There is that word again! “Walk”. Only here John is telling his readers that you know you are in Christ, in God when you walk as Jesus did. There is only one way – you can’t know any other way – and there is no other way to have the truth in operation in your life. In order to walk in truth, you must walk in love, which is really walking as Jesus did. (repeat sentence)
Stanley Jones tells of a missionary who got lost in an African jungle – nothing around him but bush and a few cleared places. He found a native hut and asked the native if he could get him out. The native said he could. “All right,” said the missionary, “show me the way.” The native said, “Walk,” so they walked and hacked their way through unmarked jungle for more than an hour. The missionary got worried. “Are you quite sure this is the way? Where is the path?” The native said, “Bwana, in this place there is no path. I am the path.” (Autoillustrator.com, TRUTH)
Truth is narrow. If we were hiking and came to a wide river, and we learned that there was one bridge, down the river a mile or two, we wouldn’t stomp in disgust and moan about how that was such a narrow way to think and that the bridge should be right there, where we were. Instead, thankful that there was a bridge, we would go to it and cross over. Or consider the following. When we go to the doctor, we want a prescription for exactly what we will need to get well. We would be quite startled if the doctor said, “These pills ought to cure you if you’re sincere. After all, we believe in health, don’t we?” Or would you trust yourself to a surgeon who had received no specialized training but was simply a really good person who meant well? Of course not! You know that truth is narrow. And you will trust your life only to someone who knows exactly what he or she is doing! (Autoillustrator.com, TRUTH)
There is an old story about the theologian, Karl Barth [pronounced “Bart” with a soft “t”], who was on a speaking tour of the United States. On college campuses all across the country, he was drawing huge crowds to hear his very complex answers to the questions of life.
When he was speaking at Princeton University, the great hall was packed with faculty, students, and visitors who came to hear Karl Barth speak. During the question and answer period, one student asked, “Dr. Barth, may I ask you a personal question?”
Dr. Barth smiled and said, “yes, you may ask anything.”
The student then asked, “Dr. Barth, you are a very educated man. What is the greatest truth you have ever learned.?”
Dr. Barth bowed his head, thinking for a moment about how he would respond. Then, he raised his head and looked out at the student who asked the question and he said, “The greatest truth I ever learned was at my mother’s knee: ‘Jesus loves me, this I know, for the Bible tells me so.'” (Autoillustrator.com, “TRUTH”)
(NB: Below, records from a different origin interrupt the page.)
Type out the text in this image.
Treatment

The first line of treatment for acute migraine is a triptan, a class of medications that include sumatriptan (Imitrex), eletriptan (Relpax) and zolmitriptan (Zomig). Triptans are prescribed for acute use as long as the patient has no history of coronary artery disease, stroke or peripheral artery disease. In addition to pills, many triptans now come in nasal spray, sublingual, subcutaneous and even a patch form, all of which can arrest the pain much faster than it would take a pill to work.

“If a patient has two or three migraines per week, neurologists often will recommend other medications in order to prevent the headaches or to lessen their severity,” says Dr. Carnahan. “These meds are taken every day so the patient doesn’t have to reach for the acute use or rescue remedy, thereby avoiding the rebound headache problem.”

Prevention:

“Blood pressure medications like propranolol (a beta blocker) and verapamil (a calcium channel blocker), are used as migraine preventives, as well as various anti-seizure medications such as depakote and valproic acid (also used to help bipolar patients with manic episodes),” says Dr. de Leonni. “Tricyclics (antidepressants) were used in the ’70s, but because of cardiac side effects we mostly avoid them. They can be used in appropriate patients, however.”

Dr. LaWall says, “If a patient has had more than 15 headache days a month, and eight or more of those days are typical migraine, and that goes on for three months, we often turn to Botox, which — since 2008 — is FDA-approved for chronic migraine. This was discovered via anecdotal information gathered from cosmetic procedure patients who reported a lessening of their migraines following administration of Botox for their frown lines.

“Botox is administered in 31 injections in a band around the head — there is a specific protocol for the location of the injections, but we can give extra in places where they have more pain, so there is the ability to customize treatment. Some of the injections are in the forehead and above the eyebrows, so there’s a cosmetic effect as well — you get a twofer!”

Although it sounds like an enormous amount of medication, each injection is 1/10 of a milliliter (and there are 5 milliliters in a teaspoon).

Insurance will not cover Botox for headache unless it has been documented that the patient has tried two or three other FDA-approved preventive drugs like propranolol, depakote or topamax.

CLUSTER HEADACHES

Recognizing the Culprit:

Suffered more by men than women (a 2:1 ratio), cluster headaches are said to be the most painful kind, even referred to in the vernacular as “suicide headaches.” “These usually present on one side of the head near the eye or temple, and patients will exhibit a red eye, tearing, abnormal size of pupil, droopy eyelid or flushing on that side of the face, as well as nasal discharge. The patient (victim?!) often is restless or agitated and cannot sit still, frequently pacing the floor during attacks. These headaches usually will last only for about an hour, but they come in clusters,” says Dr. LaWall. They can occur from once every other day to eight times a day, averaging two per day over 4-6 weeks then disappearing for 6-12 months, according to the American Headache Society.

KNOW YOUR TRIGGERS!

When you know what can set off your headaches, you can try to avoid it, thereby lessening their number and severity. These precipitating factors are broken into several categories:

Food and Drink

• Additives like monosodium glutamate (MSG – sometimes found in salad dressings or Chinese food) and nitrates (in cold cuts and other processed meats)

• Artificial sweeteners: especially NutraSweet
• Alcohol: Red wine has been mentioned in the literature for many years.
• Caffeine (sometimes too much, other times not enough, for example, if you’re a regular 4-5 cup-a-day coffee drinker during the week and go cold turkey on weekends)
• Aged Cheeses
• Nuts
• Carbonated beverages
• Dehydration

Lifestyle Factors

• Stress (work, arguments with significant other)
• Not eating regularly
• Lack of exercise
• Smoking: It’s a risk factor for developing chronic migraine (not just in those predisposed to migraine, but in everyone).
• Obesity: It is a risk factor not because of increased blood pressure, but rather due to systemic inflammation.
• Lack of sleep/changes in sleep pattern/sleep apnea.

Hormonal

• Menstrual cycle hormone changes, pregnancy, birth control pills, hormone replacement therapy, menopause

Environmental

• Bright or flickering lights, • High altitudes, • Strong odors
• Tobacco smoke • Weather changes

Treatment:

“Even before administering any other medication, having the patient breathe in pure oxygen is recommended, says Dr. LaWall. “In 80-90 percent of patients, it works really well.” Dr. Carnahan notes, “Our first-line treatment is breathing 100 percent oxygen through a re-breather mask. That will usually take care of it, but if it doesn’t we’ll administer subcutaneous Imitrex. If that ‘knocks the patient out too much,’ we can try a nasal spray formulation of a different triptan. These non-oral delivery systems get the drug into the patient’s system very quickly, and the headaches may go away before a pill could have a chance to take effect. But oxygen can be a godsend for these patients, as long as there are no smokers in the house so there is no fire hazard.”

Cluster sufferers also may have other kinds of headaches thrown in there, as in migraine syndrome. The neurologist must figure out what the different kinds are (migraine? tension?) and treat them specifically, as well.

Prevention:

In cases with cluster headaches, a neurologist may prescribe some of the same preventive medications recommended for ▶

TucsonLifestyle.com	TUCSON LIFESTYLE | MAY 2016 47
The secret of joyful living is to discover the truth in Jesus Christ. When we focus on him, we have discovered that truth is a caring love, truth is the Word becoming flesh. Truth is experiencing his life-giving power. Truth is discovering his love with arms outstretched to embrace us. When truth encompasses your life, when truth ensues from obedience, and when you exemplify the life of Christ (Walk in Truth, Walk in Love, Walk in Christ) then truth is in operation in your life, it will bring you freedom, and you have discovered the Joy of Truth!!